Start with 2–3 people, not everyone. You don’t need every person profiled on day one. Start with the people you present to most often. Add more as you need them. An incomplete private context file is infinitely more useful than no private context file.

AI catches patterns you’ll miss in your own writing. I ran an old presentation through the skill. It flagged weak language I’d completely glossed over — hedging phrases, buried recommendations, vague asks. Having a framework-aware reviewer that never gets tired of checking the same patterns is genuinely useful.

The framework applies way beyond formal presentations. Emails. Slack messages. Budget proposals. Project kickoff documents. Any time you’re making a case for something, the Larson structure helps you get to the point faster and more clearly.

Update your private context after every big interaction. Did a particular framing land well? Add it. Did something fall flat? Note it. The skill gets better as your context file gets richer. Think of it as a recipe you’re constantly refining.


$ man ai-skills

The Bigger Pattern: Skills Beyond Communication

The two-file pattern — public framework + private context — works for any domain expertise you want to encode into your AI assistant:

Skill Domain SKILL.md Contains Private Context Contains
Technical Writing Documentation standards, structure patterns Your team’s style guide, codebase conventions
Code Review Review principles, common issues checklist Your team’s patterns, tech stack gotchas
Incident Response Incident management framework, severity levels Your runbooks, escalation paths, on-call roster
Interview Prep STAR method, behavioral frameworks Your career stories, target company research
1:1 Meetings Effective 1:1 structure, coaching questions Direct reports’ goals, development areas

The pattern is always the same: encode the universal methodology in SKILL.md, encode your specific situation in private-context.md. Your AI handles the synthesis. You get domain-specific coaching that actually knows your world.


$ wget –recursive ./resources/

Downloads

Both files are sanitized and ready to use.
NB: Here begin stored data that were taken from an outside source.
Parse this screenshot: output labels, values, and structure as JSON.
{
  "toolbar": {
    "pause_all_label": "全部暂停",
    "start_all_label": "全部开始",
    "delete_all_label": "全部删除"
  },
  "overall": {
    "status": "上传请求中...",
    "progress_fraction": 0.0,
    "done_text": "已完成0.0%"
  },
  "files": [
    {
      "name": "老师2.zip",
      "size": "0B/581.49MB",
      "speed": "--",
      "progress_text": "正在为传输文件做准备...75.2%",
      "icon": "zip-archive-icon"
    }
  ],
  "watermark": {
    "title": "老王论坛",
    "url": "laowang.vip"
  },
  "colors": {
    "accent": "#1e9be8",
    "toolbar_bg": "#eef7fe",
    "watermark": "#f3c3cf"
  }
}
No credentials, no company-specific details — just the framework and the template.

What’s in SKILL.md?
  • Complete 7-step Larson framework with examples
  • 6 common anti-patterns with corrections
  • Audience-specific adaptation guidelines
  • Strong vs. weak language patterns
  • Document structure template (summary format)
  • Pre-meeting preparation checklist (including nemawashi)
  • Success metrics and red flags
  • Full before/after example transformation
What’s in private-context-template.md?
  • Audience preference template (communication style, priorities, framing)
  • Organizational context section (industry, size, constraints)
  • Role context section (your title, expertise, constraints)
  • Feedback history section (mentor guidance, what you’ve learned)
  • Self-assessment section (patterns Claude should flag)
  • Audience-specific opening sentence templates
  • Before/after example section (your own evolution)

$ exit

Make It Yours

The best frameworks are the ones you actually use. Not the ones you highlighted in a book six months ago. Building a skill file takes ten minutes and turns your AI into a coach that holds you to a standard every time you write.

Grab the files. Spend ten minutes on your private context. Try it on your next recommendation and see what it catches.

And if structured communication isn’t your starting point — pick a different framework. The two-file pattern works for anything worth doing consistently. The skill is just the delivery mechanism. The expertise is yours.